In Ekiti State, one of the parents of the kidnapped victims, Adebisi Jegede, confirmed that ransom was paid to the kidnappers.

Five pupils of Apostolic Faith Group of Schools, Emure Ekiti, and four staff members were kidnapped on January 29 on Emuro-Eporo road after closing hours.

Jegede, in an interview with The PUNCH on Sunday, said, “A ransom was paid to the kidnappers and the money raised was around the N15m they demanded. I was not the one that counted the money but it was around that amount.”

Also, a man, whose wife and son were among the kidnapped persons, said that N15m ransom and some other items were handed over to the kidnappers in an expansive forest before the abductees were released to them.

The man, who spoke anonymously for fear of being abducted, said, “Nine persons were kidnapped. But eight persons were released, we didn’t see the ninth person. The kidnapped persons told us after their release that the gunmen shot the driver dead.

“It gave us a lot of problems to see the kidnappers. When we first entered the forest, we spent about two hours without seeing them. We had to go forth and back before we saw the kidnappers.

“When we eventually saw them, they took us into the bush far away from where we parked the motorcycle that we took there. We gave them what they demanded and they released the kidnapped persons to us.

“We gave them N15m and the food items they asked us to buy for them – eight packs of fried rice with chicken and drinks – can malt drink, fearless energy drink, bullet energy drink, cigarettes, and other drinkable things. As they collected the money and the items, they said we should run.”

Slain Kwara monarch

In Kwara State, the families of the slain Olukoro of Koro-Ekiti, Oba Olusegun Aremu-Cole, are in panic mode following the N40m ransom demanded by the abductors of the monarch’s widow.

The royal father was assassinated by suspected gunmen in his palace in the Ekiti Local Government Area of Kwara State on Thursday night while his wife and another lady were abducted.

The gunmen had reached out to the monarch’s family for payment of N100m which was reduced to N40m.

A usually reliable security source, who does not want his name in print told The PUNCH on Sunday that five suspects have been arrested in connection with the killing.

Another suspect was also apprehended on Sunday in Eruku and was found with foreign currency.

“Five suspects have been arrested in connection with the killing of Koro-Ekiti monarch. The Inspector-General of Police has deployed a special anti-terrorist team to comb Ekiti forests while a detachment of Nigerian Army has also been deployed to Koro to search for the two kidnapped victims,” the source said.

The Kwara State Police Public Relations Officer, Ejire-Adeyemi Adetoun, however, claimed no arrest had been made in connection with the incident.

But the chairman of the Transition Implementation Committee in Ekiti LGA, Chief Kehinde Bayode, confirmed that a suspect was apprehended in Eruku on Sunday.

He said, “The arrested suspect was found with foreign currency and I had got in touch with the Divisional Police Officer in the area not to release the suspect.”

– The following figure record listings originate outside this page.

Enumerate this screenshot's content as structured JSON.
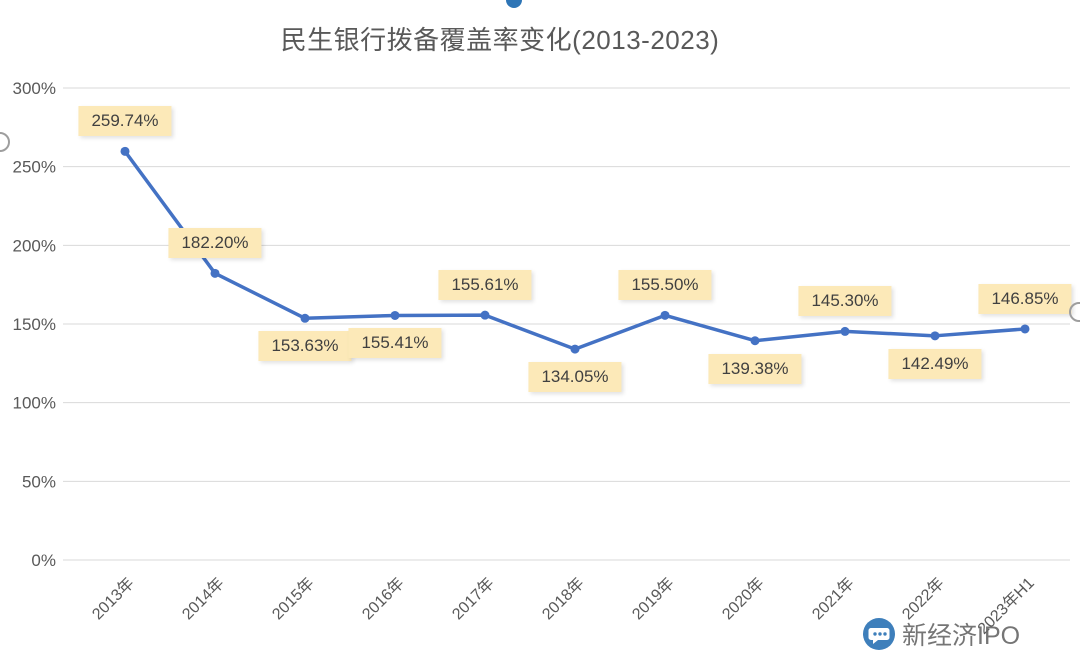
{
  "title": "民生银行拨备覆盖率变化(2013-2023)",
  "watermark": {
    "text": "新经济IPO"
  },
  "chart_data": {
    "type": "line",
    "title": "民生银行拨备覆盖率变化(2013-2023)",
    "categories": [
      "2013年",
      "2014年",
      "2015年",
      "2016年",
      "2017年",
      "2018年",
      "2019年",
      "2020年",
      "2021年",
      "2022年",
      "2023年H1"
    ],
    "values": [
      259.74,
      182.2,
      153.63,
      155.41,
      155.61,
      134.05,
      155.5,
      139.38,
      145.3,
      142.49,
      146.85
    ],
    "data_labels": [
      "259.74%",
      "182.20%",
      "153.63%",
      "155.41%",
      "155.61%",
      "134.05%",
      "155.50%",
      "139.38%",
      "145.30%",
      "142.49%",
      "146.85%"
    ],
    "label_placement": [
      "above",
      "above",
      "below",
      "below",
      "above",
      "below",
      "above",
      "below",
      "above",
      "below",
      "above"
    ],
    "ylim": [
      0,
      300
    ],
    "ytick_step": 50,
    "ytick_labels": [
      "0%",
      "50%",
      "100%",
      "150%",
      "200%",
      "250%",
      "300%"
    ],
    "grid": true,
    "legend": "none",
    "line_color": "#4472C4",
    "label_bg": "#FCE9B8",
    "grid_color": "#D9D9D9",
    "axis_text_color": "#595959"
  }
}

Bayode, while speaking on efforts made to free the abducted wife of the monarch and the lady held with her, said “The kidnappers had got in touch with the family demanding N100m ransom which has now been reduced to N40m.

“We are still negotiating with them and right now, I’m on my way to Koro to get the latest information on the negotiation. We will continue to brief you as the situation unfolds and we will keep you posted.”